- Thursday, February 19, 2015

Marxists a century or so ago believed that what they called “Oriental despotism” arose in Asia because of the need in China and elsewhere to control the water supply. In 1957, Karl Wittfogel’s work on the subject, “Oriental Despotism,” was published, warning that the need to control water for irrigation and other purposes in the region had given birth to a totalitarian state unlike any that had developed in the West.

China is now the world’s largest economy. Though its ascension has been a long time coming, China’s new status has analysts once again looking to water as one of its most powerful strategic levers. In fact, understanding China’s water policy is as crucial to fostering world peace and international relations in the 21st century as arms treaties and diplomatic missions.

In much of the world today, water is a more precious natural resource than oil. Too many people are beginning to live with too little water. The World Economic Forum has listed a “water crisis” as humanity’s No. 1 societal risk. China is home to 21 percent of the world’s population, but only 7 percent of the world’s fresh water. The country has many arid regions, with more than a quarter of its land classified as desert. Expansion of irrigated farming, the growth of water-intensive industries and the rise of its middle class have led to demands for more water. How it gets that water should be a major national security concern for the United States and its allies.

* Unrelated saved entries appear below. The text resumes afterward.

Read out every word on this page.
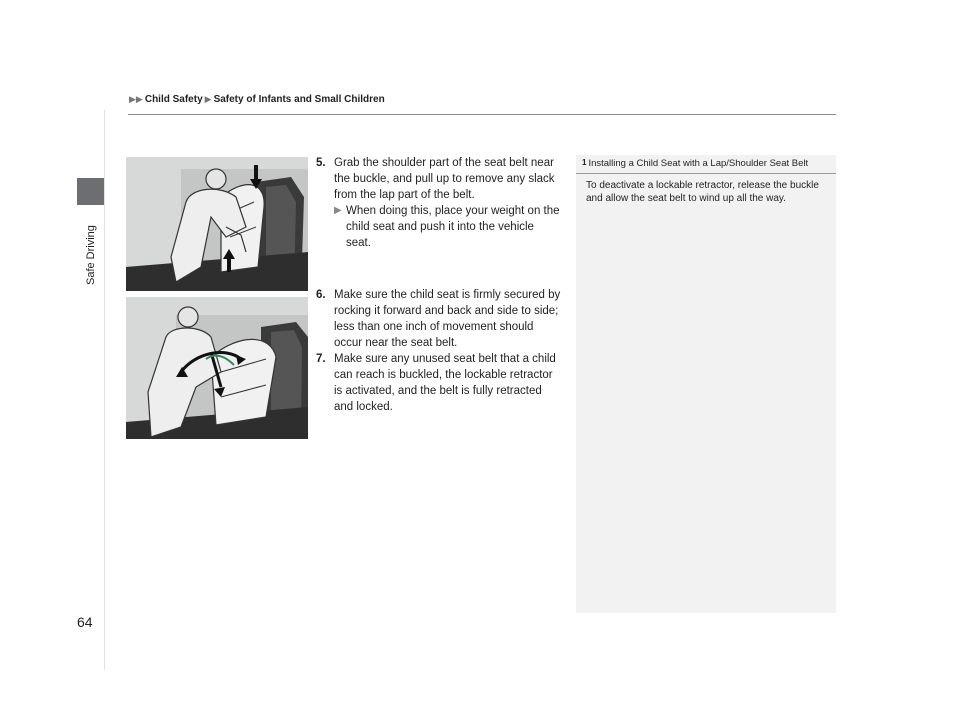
Safe Driving
▶▶ Child Safety ▶ Safety of Infants and Small Children
5. Grab the shoulder part of the seat belt near the buckle, and pull up to remove any slack from the lap part of the belt.
▶ When doing this, place your weight on the child seat and push it into the vehicle seat.
6. Make sure the child seat is firmly secured by rocking it forward and back and side to side; less than one inch of movement should occur near the seat belt.
7. Make sure any unused seat belt that a child can reach is buckled, the lockable retractor is activated, and the belt is fully retracted and locked.
1 Installing a Child Seat with a Lap/Shoulder Seat Belt
To deactivate a lockable retractor, release the buckle and allow the seat belt to wind up all the way.
64
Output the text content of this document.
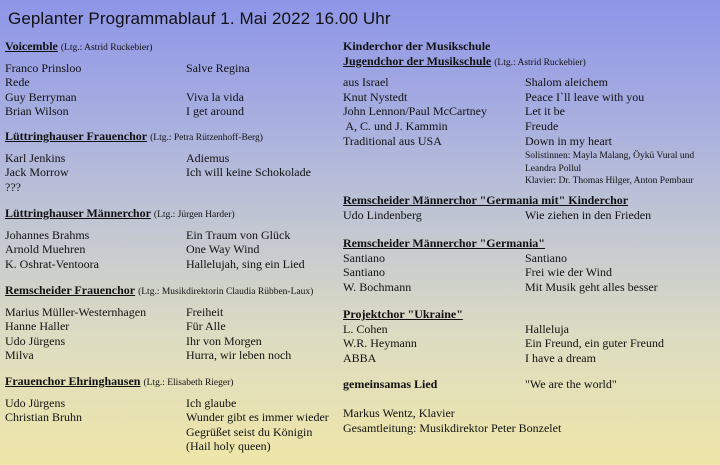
Geplanter Programmablauf 1. Mai 2022 16.00 Uhr
Voicemble (Ltg.: Astrid Ruckebier)
Franco Prinsloo	Salve Regina
Rede
Guy Berryman	Viva la vida
Brian Wilson	I get around
Lüttringhauser Frauenchor (Ltg.: Petra Rützenhoff-Berg)
Karl Jenkins	Adiemus
Jack Morrow	Ich will keine Schokolade
???
Lüttringhauser Männerchor (Ltg.: Jürgen Harder)
Johannes Brahms	Ein Traum von Glück
Arnold Muehren	One Way Wind
K. Oshrat-Ventoora	Hallelujah, sing ein Lied
Remscheider Frauenchor (Ltg.: Musikdirektorin Claudia Rübben-Laux)
Marius Müller-Westernhagen	Freiheit
Hanne Haller	Für Alle
Udo Jürgens	Ihr von Morgen
Milva	Hurra, wir leben noch
Frauenchor Ehringhausen (Ltg.: Elisabeth Rieger)
Udo Jürgens	Ich glaube
Christian Bruhn	Wunder gibt es immer wieder
Gegrüßet seist du Königin
(Hail holy queen)
Kinderchor der Musikschule
Jugendchor der Musikschule (Ltg.: Astrid Ruckebier)
aus Israel	Shalom aleichem
Knut Nystedt	Peace I`ll leave with you
John Lennon/Paul McCartney	Let it be
A, C. und J. Kammin	Freude
Traditional aus USA	Down in my heart
Solistinnen: Mayla Malang, Öykü Vural und
Leandra Pollul
Klavier: Dr. Thomas Hilger, Anton Pembaur
Remscheider Männerchor "Germania mit" Kinderchor
Udo Lindenberg	Wie ziehen in den Frieden
Remscheider Männerchor "Germania"
Santiano	Santiano
Santiano	Frei wie der Wind
W. Bochmann	Mit Musik geht alles besser
Projektchor "Ukraine"
L. Cohen	Halleluja
W.R. Heymann	Ein Freund, ein guter Freund
ABBA	I have a dream
gemeinsamas Lied	"We are the world"
Markus Wentz, Klavier
Gesamtleitung: Musikdirektor Peter Bonzelet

To bring more fresh water to its 1.3 billion people, China has long committed to controlling the “water tap of Asia” the Tibetan Plateau. This huge basin of fresh water feeds glaciers, underground springs, vast alpine lakes and towering waterfalls across Asia. The Tibetan Plateau and surrounding Himalayas hold the headwaters of many of the continent’s largest rivers, including the Yellow, Yangtze, Mekong, Ganges, Salween Sutej, and Brahmaputra — all of which combine to supply fresh water to nearly half the world’s population. To solve its own water crisis, China has been damming the rivers coming out of Tibet, diverting water that normally flows to its Asian neighbors. Diverting water can be damaging ecologically and economically to downstream users and the same sorts of cross-border friction that have plagued many of our western states may well prove corrosive to China’s diplomatic aspirations as regional hegemon.

China’s internal water policies are felt far beyond its borders. Tampering with water flow out of the Tibetan Plateau affects the industrial and agricultural viability of India, Bangladesh, Thailand, Cambodia, Myanmar and Vietnam. Residents of Bahir Jonai blame China’s manipulation of water for floods that destroyed the Indian island community after a massive torrent of water that originated in the Himalayas hit the village. Upon completion, the Three Gorges Dam concentrated such a gargantuan amount of terrestrial matter in one spot (infrastructure material and dammed-up water) that, according to NASA, it slowed the rotation of the earth. Water is a global concern, and the increasing scale of China’s management of it demands the world’s attention.

Throughout its history, as Wittfogel observed, China’s hydraulic engineering, canal-building and water management has by design also served as a means of internal governance and a central framework for China’s social and economic development. Today’s Three Gorges Dam and the South-to-North Water Project are simply modern manifestations of an ancient tradition.

In today’s world, however, we must all realize that water cannot be treated simply as a commodity, as it will increasingly affect virtually everything in an ever more connected international economy. China cannot simply go it alone but must instead join the rest of Asia in sharing data and developing global strategies for managing water across national borders.

Harnessing data and using it to monitor and assess our global freshwater supply will give us new knowledge and new options for understanding, adapting and resolving the very complex freshwater problems we see emerging. Technological advancements in big data analysis can enable us to take a more comprehensive and holistic view of our global freshwater system and tease out the cross-border trends and patterns of how population growth, urbanization, migration and changing weather patterns are impacting our human relationship with water.

As East and West look for on-ramps to international discourse and cooperation in the 21st century, especially with China, water has emerged as an excellent and increasingly vital place to start.

Robert Gusentine is the COO of Global Sounding, which assesses and monitors global freshwater supplies.